In the end theres just a song comes cryin up the night
Thru all the broken dreams and vanished years.
Stella blue.
Stella blue.

When all the cards are down, there's nothing left to see,
Theres just the pavement left and broken dreams.
In the end there's still that song comes cryin' like the wind.
Down every lonely street that's ever been.
Stella blue. Stella blue..

I've stayed in every blue-light cheap hotel,
can't win for trying.
Dust off those rusty strings just one more time,
Gonna make them shine, shine.

It all rolls into one and nothing comes for free,
There's nothing you can hold for very long.
And when you hear that song come crying like the wind,
It seems like all this life was just a dream.
Stella blue. Stella blue.

Friday, August 31, 2007

Monday, August 20, 2007

March 9, 2003
Portage, PA

The snow flurries are blown up and down on every wind. At times they are horizontal across my window. I hear the wind speaking. It brings me great calm, even as though I were in prayer. Silence is magnificent!

Glenn Gould plays Bach’s Goldberg Variations---my favorite is the first variation---it seems delicate and sweet. Once, as a joke, I conceived of “The Goobersville Variations” at type of modern American equivalent---starting, of course, with the Andy Griffith theme song.

Surely I must be mad! Or at least seem ‘mad’ to a great number of people. Oh well. All I seem to want to do is to…to write and to describe in exquisite detail every minute reflection, to savour the luxury of consciousness.

Life lived in the realm of the ‘ordinary’ [the author is not talking about people in a derogatory manner here, as if to say ‘ordinary’ ergo ‘commonplace’ but rather ‘ordinary’ as in a state of muffled, distracted consciousness (ed.)] ---I repeat, life without the ‘more abundance’, everyday ritual, everyday fashion, so pathetically shallow and dilute, even more, a waste of human energy. I am making a moral judgment here! If I am able to luxuriate in the pondering of solitary snowflakes and the precise manner of Gould’s hammer attack---in either case it illuminates a keen vigilance for the passing of time. But if I refuse to do this, all in the name of “my children,” the ringing cellphone, the apparent need to improve society or humanity, then I am of all men most ordinary.

Personally speaking I have taken the Mary’s role and these others are Marthas, active, trying to help, do gooders, but they miss the Lord’s Presence! Ordinary.

I am looking for neither an accolade nor a pat on the back, there is advantage and ample reward for my useless pastime. The wages earned is indeed the joy of the consciousness of reflection. In the end this may simply be a “box of rain” or a dusty manuscript, the nth in a series I suspect will follow me to death.
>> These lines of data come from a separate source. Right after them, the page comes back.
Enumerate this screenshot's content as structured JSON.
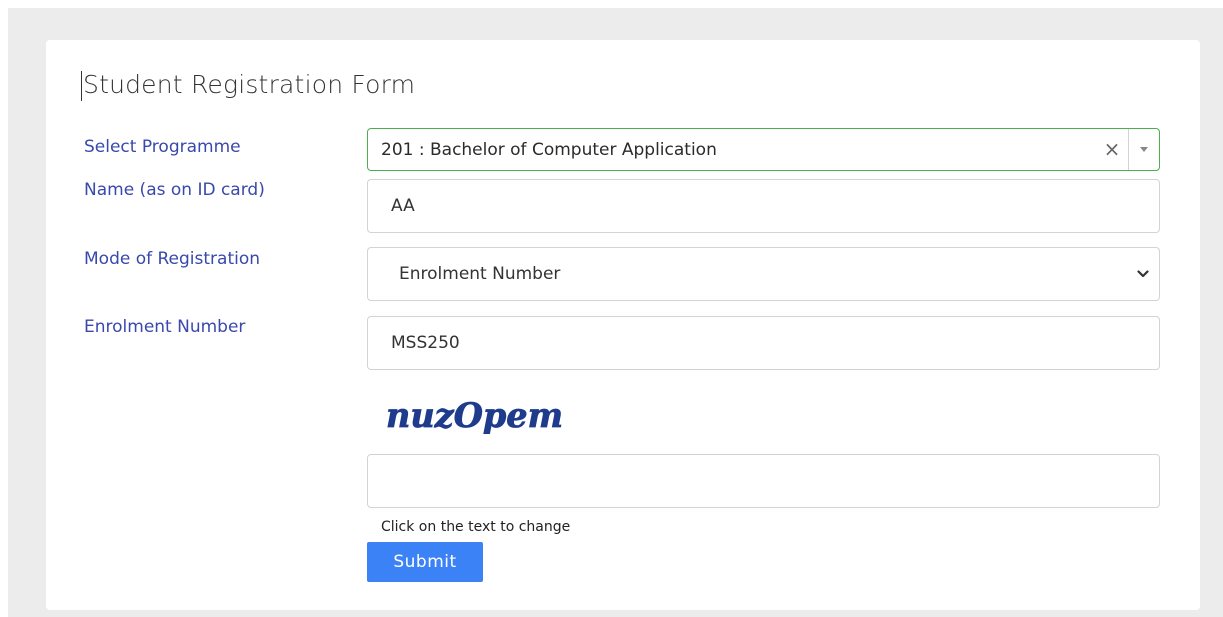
{
  "form": {
    "title": "Student Registration Form",
    "programme": {
      "label": "Select Programme",
      "selected": "201 : Bachelor of Computer Application",
      "clear_glyph": "×"
    },
    "name": {
      "label": "Name (as on ID card)",
      "value": "AA"
    },
    "mode": {
      "label": "Mode of Registration",
      "selected": "Enrolment Number"
    },
    "enrolment": {
      "label": "Enrolment Number",
      "value": "MSS250"
    },
    "captcha": {
      "text": "nuzOpem",
      "value": "",
      "hint": "Click on the text to change"
    },
    "submit_label": "Submit"
  },
  "colors": {
    "label": "#3949ab",
    "focus_border": "#4cae4c",
    "submit_bg": "#3b82f6",
    "captcha_ink": "#1f3b8c",
    "page_bg": "#ececec"
  },
  "icons": {
    "programme_arrow": "caret-down-icon",
    "mode_arrow": "chevron-down-icon",
    "clear": "close-icon"
  }
}
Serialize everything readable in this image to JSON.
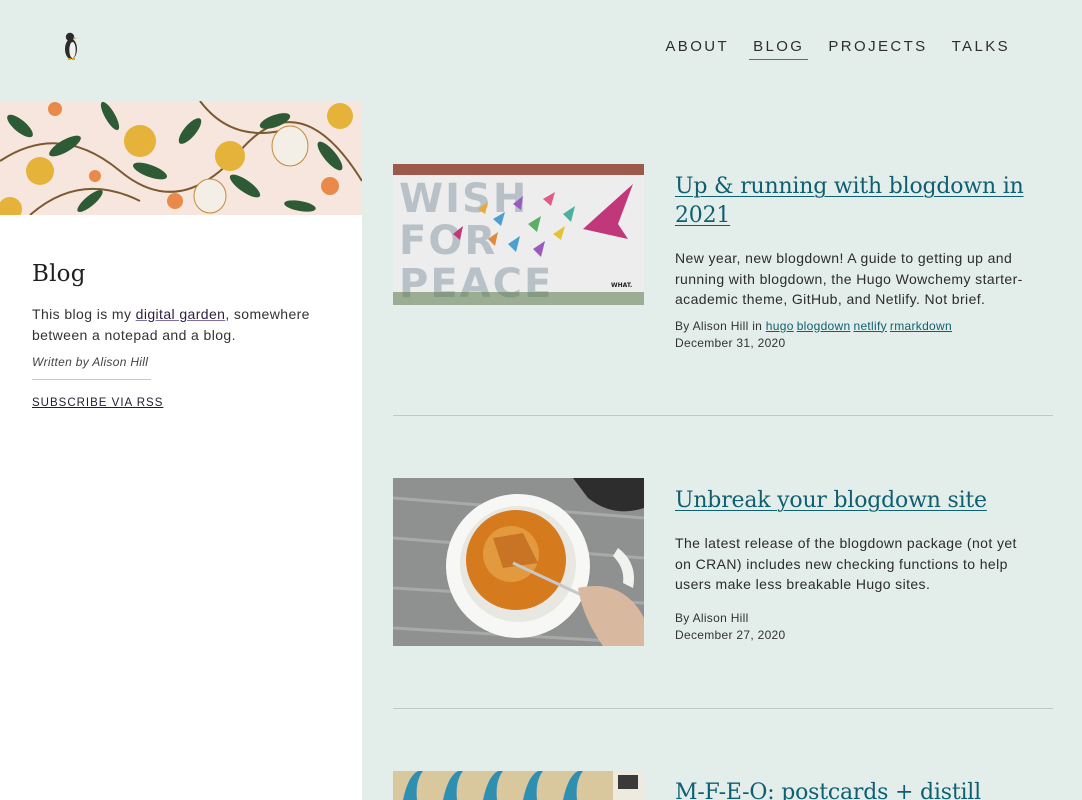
{
  "nav": {
    "items": [
      {
        "label": "ABOUT",
        "active": false
      },
      {
        "label": "BLOG",
        "active": true
      },
      {
        "label": "PROJECTS",
        "active": false
      },
      {
        "label": "TALKS",
        "active": false
      }
    ]
  },
  "sidebar": {
    "title": "Blog",
    "desc_before": "This blog is my ",
    "desc_link": "digital garden",
    "desc_after": ", somewhere between a notepad and a blog.",
    "author": "Written by Alison Hill",
    "rss": "SUBSCRIBE VIA RSS"
  },
  "posts": [
    {
      "title": "Up & running with blogdown in 2021",
      "summary": "New year, new blogdown! A guide to getting up and running with blogdown, the Hugo Wowchemy starter-academic theme, GitHub, and Netlify. Not brief.",
      "byline": "By Alison Hill",
      "in_word": " in ",
      "tags": [
        "hugo",
        "blogdown",
        "netlify",
        "rmarkdown"
      ],
      "date": "December 31, 2020",
      "image_text": [
        "WISH",
        "FOR",
        "PEACE"
      ],
      "image_sign": "WHAT."
    },
    {
      "title": "Unbreak your blogdown site",
      "summary": "The latest release of the blogdown package (not yet on CRAN) includes new checking functions to help users make less breakable Hugo sites.",
      "byline": "By Alison Hill",
      "date": "December 27, 2020"
    },
    {
      "title": "M-F-E-O: postcards + distill"
    }
  ],
  "colors": {
    "background": "#e3eeeb",
    "sidebar": "#ffffff",
    "link": "#0f5f71",
    "nav_active_underline": "#2e7d8c"
  }
}
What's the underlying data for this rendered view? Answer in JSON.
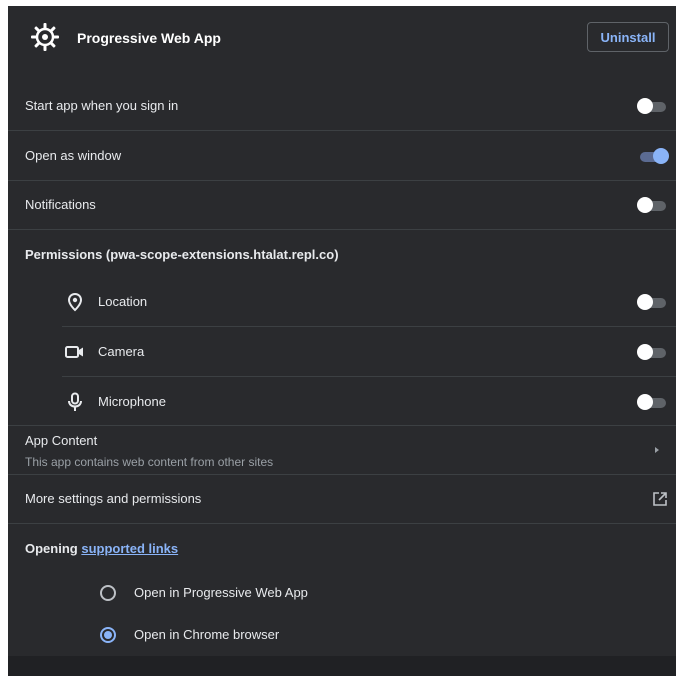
{
  "header": {
    "app_name": "Progressive Web App",
    "uninstall_label": "Uninstall",
    "app_icon": "gear-icon"
  },
  "settings": {
    "start_on_signin": {
      "label": "Start app when you sign in",
      "enabled": false
    },
    "open_as_window": {
      "label": "Open as window",
      "enabled": true
    },
    "notifications": {
      "label": "Notifications",
      "enabled": false
    }
  },
  "permissions": {
    "title": "Permissions (pwa-scope-extensions.htalat.repl.co)",
    "items": [
      {
        "label": "Location",
        "icon": "location-pin-icon",
        "enabled": false
      },
      {
        "label": "Camera",
        "icon": "camera-icon",
        "enabled": false
      },
      {
        "label": "Microphone",
        "icon": "microphone-icon",
        "enabled": false
      }
    ]
  },
  "app_content": {
    "title": "App Content",
    "subtitle": "This app contains web content from other sites",
    "icon": "chevron-right-icon"
  },
  "more_settings": {
    "label": "More settings and permissions",
    "icon": "open-external-icon"
  },
  "opening": {
    "prefix": "Opening",
    "link_text": "supported links",
    "options": [
      {
        "label": "Open in Progressive Web App",
        "selected": false
      },
      {
        "label": "Open in Chrome browser",
        "selected": true
      }
    ]
  },
  "colors": {
    "background": "#292a2d",
    "accent": "#8ab4f8",
    "divider": "#3c4043",
    "text": "#e8eaed",
    "secondary_text": "#9aa0a6"
  }
}
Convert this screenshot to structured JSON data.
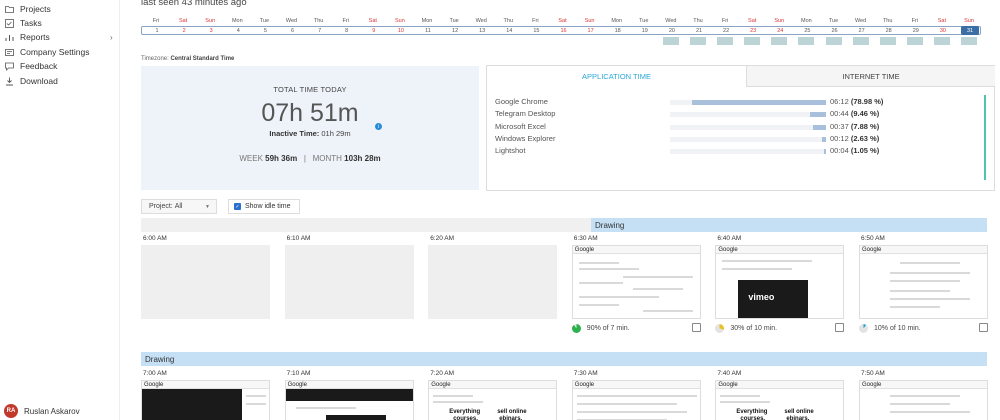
{
  "sidebar": {
    "items": [
      {
        "label": "Projects",
        "icon": "folder-icon"
      },
      {
        "label": "Tasks",
        "icon": "tasks-icon"
      },
      {
        "label": "Reports",
        "icon": "reports-icon",
        "expandable": true
      },
      {
        "label": "Company Settings",
        "icon": "settings-icon"
      },
      {
        "label": "Feedback",
        "icon": "feedback-icon"
      },
      {
        "label": "Download",
        "icon": "download-icon"
      }
    ],
    "user": {
      "initials": "RA",
      "name": "Ruslan Askarov",
      "avatar_color": "#c0392b"
    }
  },
  "header": {
    "last_seen": "last seen 43 minutes ago"
  },
  "calendar": {
    "days": [
      {
        "dow": "Fri",
        "num": "1"
      },
      {
        "dow": "Sat",
        "num": "2"
      },
      {
        "dow": "Sun",
        "num": "3"
      },
      {
        "dow": "Mon",
        "num": "4"
      },
      {
        "dow": "Tue",
        "num": "5"
      },
      {
        "dow": "Wed",
        "num": "6"
      },
      {
        "dow": "Thu",
        "num": "7"
      },
      {
        "dow": "Fri",
        "num": "8"
      },
      {
        "dow": "Sat",
        "num": "9"
      },
      {
        "dow": "Sun",
        "num": "10"
      },
      {
        "dow": "Mon",
        "num": "11"
      },
      {
        "dow": "Tue",
        "num": "12"
      },
      {
        "dow": "Wed",
        "num": "13"
      },
      {
        "dow": "Thu",
        "num": "14"
      },
      {
        "dow": "Fri",
        "num": "15"
      },
      {
        "dow": "Sat",
        "num": "16"
      },
      {
        "dow": "Sun",
        "num": "17"
      },
      {
        "dow": "Mon",
        "num": "18"
      },
      {
        "dow": "Tue",
        "num": "19"
      },
      {
        "dow": "Wed",
        "num": "20"
      },
      {
        "dow": "Thu",
        "num": "21"
      },
      {
        "dow": "Fri",
        "num": "22"
      },
      {
        "dow": "Sat",
        "num": "23"
      },
      {
        "dow": "Sun",
        "num": "24"
      },
      {
        "dow": "Mon",
        "num": "25"
      },
      {
        "dow": "Tue",
        "num": "26"
      },
      {
        "dow": "Wed",
        "num": "27"
      },
      {
        "dow": "Thu",
        "num": "28"
      },
      {
        "dow": "Fri",
        "num": "29"
      },
      {
        "dow": "Sat",
        "num": "30"
      },
      {
        "dow": "Sun",
        "num": "31"
      }
    ],
    "selected": "31",
    "active_days": [
      "20",
      "21",
      "22",
      "23",
      "24",
      "25",
      "26",
      "27",
      "28",
      "29",
      "30",
      "31"
    ]
  },
  "timezone": {
    "label": "Timezone:",
    "value": "Central Standard Time"
  },
  "total": {
    "title": "TOTAL TIME TODAY",
    "time": "07h 51m",
    "inactive_label": "Inactive Time:",
    "inactive_value": "01h 29m",
    "week_label": "WEEK",
    "week_value": "59h 36m",
    "separator": "|",
    "month_label": "MONTH",
    "month_value": "103h 28m"
  },
  "app_panel": {
    "tabs": [
      "APPLICATION TIME",
      "INTERNET TIME"
    ],
    "apps": [
      {
        "name": "Google Chrome",
        "time": "06:12",
        "pct": "(78.98 %)",
        "fraction": 0.7898
      },
      {
        "name": "Telegram Desktop",
        "time": "00:44",
        "pct": "(9.46 %)",
        "fraction": 0.0946
      },
      {
        "name": "Microsoft Excel",
        "time": "00:37",
        "pct": "(7.88 %)",
        "fraction": 0.0788
      },
      {
        "name": "Windows Explorer",
        "time": "00:12",
        "pct": "(2.63 %)",
        "fraction": 0.0263
      },
      {
        "name": "Lightshot",
        "time": "00:04",
        "pct": "(1.05 %)",
        "fraction": 0.0105
      }
    ]
  },
  "filters": {
    "project_label": "Project:",
    "project_value": "All",
    "idle_label": "Show idle time"
  },
  "timeline": {
    "row1_band": "Drawing",
    "row1": [
      {
        "time": "6:00 AM",
        "empty": true
      },
      {
        "time": "6:10 AM",
        "empty": true
      },
      {
        "time": "6:20 AM",
        "empty": true
      },
      {
        "time": "6:30 AM",
        "empty": false,
        "browser": "Google",
        "activity": "90% of 7 min.",
        "pie": 0.9,
        "pie_color": "#2bb24c"
      },
      {
        "time": "6:40 AM",
        "empty": false,
        "browser": "Google",
        "activity": "30% of 10 min.",
        "pie": 0.3,
        "pie_color": "#e6c229"
      },
      {
        "time": "6:50 AM",
        "empty": false,
        "browser": "Google",
        "activity": "10% of 10 min.",
        "pie": 0.1,
        "pie_color": "#2aa7d9"
      }
    ],
    "row2_band": "Drawing",
    "row2": [
      {
        "time": "7:00 AM",
        "browser": "Google"
      },
      {
        "time": "7:10 AM",
        "browser": "Google"
      },
      {
        "time": "7:20 AM",
        "browser": "Google"
      },
      {
        "time": "7:30 AM",
        "browser": "Google"
      },
      {
        "time": "7:40 AM",
        "browser": "Google"
      },
      {
        "time": "7:50 AM",
        "browser": "Google"
      }
    ]
  },
  "thumb_texts": {
    "vimeo": "vimeo",
    "everything": "Everything",
    "courses": "courses.",
    "sell_online": "sell online",
    "webinars": "ebinars."
  },
  "colors": {
    "accent": "#2aa7d9",
    "band": "#c5e0f5",
    "calendar_selected": "#3a6ea5",
    "activity_bar": "#a8c0dc"
  }
}
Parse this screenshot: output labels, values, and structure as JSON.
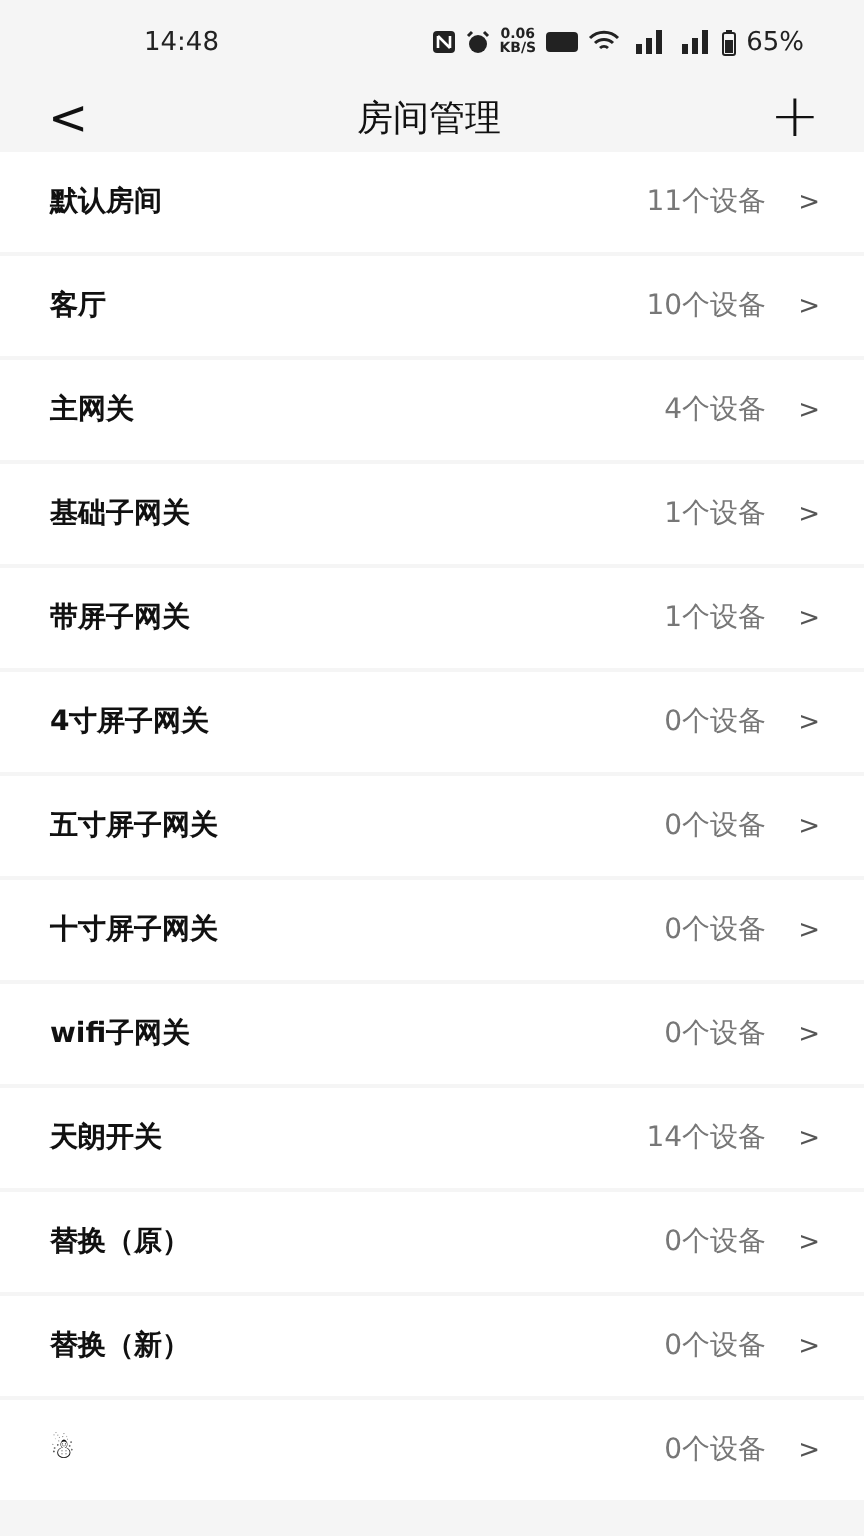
{
  "status_bar": {
    "time": "14:48",
    "speed": "0.06",
    "speed_unit": "KB/S",
    "battery": "65%"
  },
  "header": {
    "back": "<",
    "title": "房间管理",
    "add": "+"
  },
  "rooms": [
    {
      "name": "默认房间",
      "count": "11个设备",
      "chevron": ">"
    },
    {
      "name": "客厅",
      "count": "10个设备",
      "chevron": ">"
    },
    {
      "name": "主网关",
      "count": "4个设备",
      "chevron": ">"
    },
    {
      "name": "基础子网关",
      "count": "1个设备",
      "chevron": ">"
    },
    {
      "name": "带屏子网关",
      "count": "1个设备",
      "chevron": ">"
    },
    {
      "name": "4寸屏子网关",
      "count": "0个设备",
      "chevron": ">"
    },
    {
      "name": "五寸屏子网关",
      "count": "0个设备",
      "chevron": ">"
    },
    {
      "name": "十寸屏子网关",
      "count": "0个设备",
      "chevron": ">"
    },
    {
      "name": "wifi子网关",
      "count": "0个设备",
      "chevron": ">"
    },
    {
      "name": "天朗开关",
      "count": "14个设备",
      "chevron": ">"
    },
    {
      "name": "替换（原）",
      "count": "0个设备",
      "chevron": ">"
    },
    {
      "name": "替换（新）",
      "count": "0个设备",
      "chevron": ">"
    },
    {
      "name": "☃",
      "count": "0个设备",
      "chevron": ">"
    }
  ]
}
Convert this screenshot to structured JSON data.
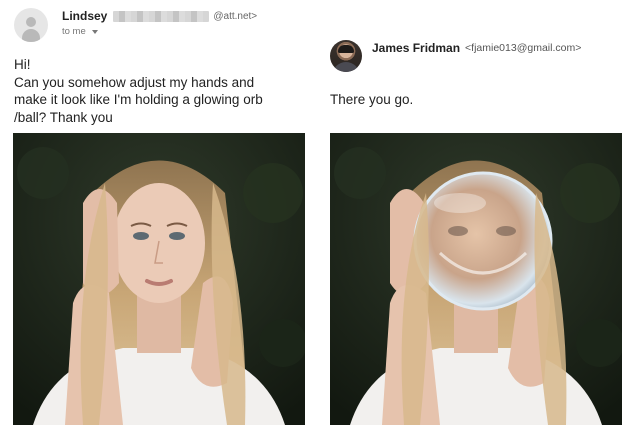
{
  "left_email": {
    "sender_name": "Lindsey",
    "sender_email": "@att.net>",
    "to_label": "to me",
    "message_lines": [
      "Hi!",
      "Can you somehow adjust my hands and",
      "make it look like I'm holding a glowing orb",
      "/ball? Thank you"
    ]
  },
  "right_email": {
    "sender_name": "James Fridman",
    "sender_email": "<fjamie013@gmail.com>",
    "message": "There you go."
  },
  "icons": [
    "avatar-icon",
    "chevron-down-icon",
    "avatar-photo"
  ],
  "colors": {
    "background": "#ffffff",
    "text": "#222222",
    "muted": "#777777",
    "foliage": "#1f2a1c",
    "hair": "#c9a878",
    "skin": "#e9c7b4",
    "orb": "#cfd9e2"
  }
}
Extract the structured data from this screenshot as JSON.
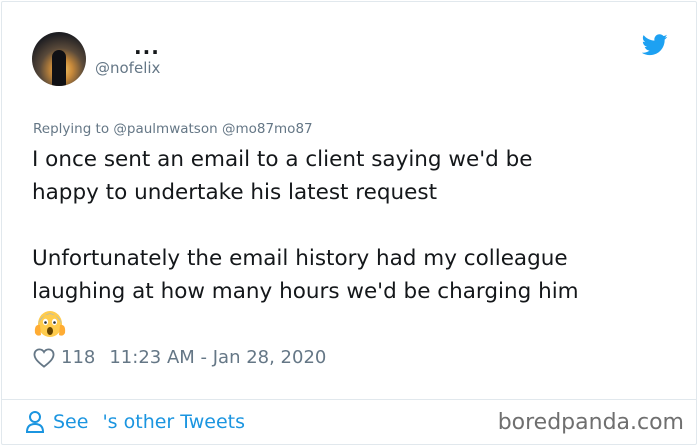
{
  "header": {
    "display_name": "...",
    "handle": "@nofelix",
    "avatar_icon": "avatar-image",
    "brand_icon": "twitter-bird-icon",
    "brand_color": "#1da1f2"
  },
  "tweet": {
    "reply_to": "Replying to @paulmwatson @mo87mo87",
    "line1": "I once sent an email to a client saying we'd be",
    "line2": "happy to undertake his latest request",
    "line3": "Unfortunately the email history had my colleague",
    "line4": "laughing at how many hours we'd be charging him",
    "emoji_icon": "face-screaming-in-fear-icon"
  },
  "meta": {
    "heart_icon": "heart-outline-icon",
    "likes": "118",
    "timestamp": "11:23 AM - Jan 28, 2020"
  },
  "footer": {
    "see_prefix": "See",
    "see_suffix": "'s other Tweets",
    "user_icon": "user-outline-icon",
    "link_color": "#1b95e0",
    "watermark": "boredpanda.com"
  }
}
No, if this is madness, it is madness I prefer. Or if this be drunkenness---as I light another stick of incense and flip the record---then it is sobriety I forswear. How all of this struck me with such great intensity on my youth. If you were to consult my poetic works to find revelry mostly in high spirits at high altitudes, in mind altering states of passion or religion or breathtaking monuments of nature and art, you would discover my dominant with its attendant crash.

So what is it today that fascinates? The very antithesis of action---pure ennui---would that I might slow time even further to elaborate upon this afternoon and in a delicate manner expose its sensuous passing. To rid my prose of exclamation save for innermost refinement---as, for example, I see in the jagged branch that chops up and down amidst the play of the telephone lines. There is a humming in my head but it is not unpleasant, except when it rises to a ringing in my ears, as though submerged in a pool, must be the coffee.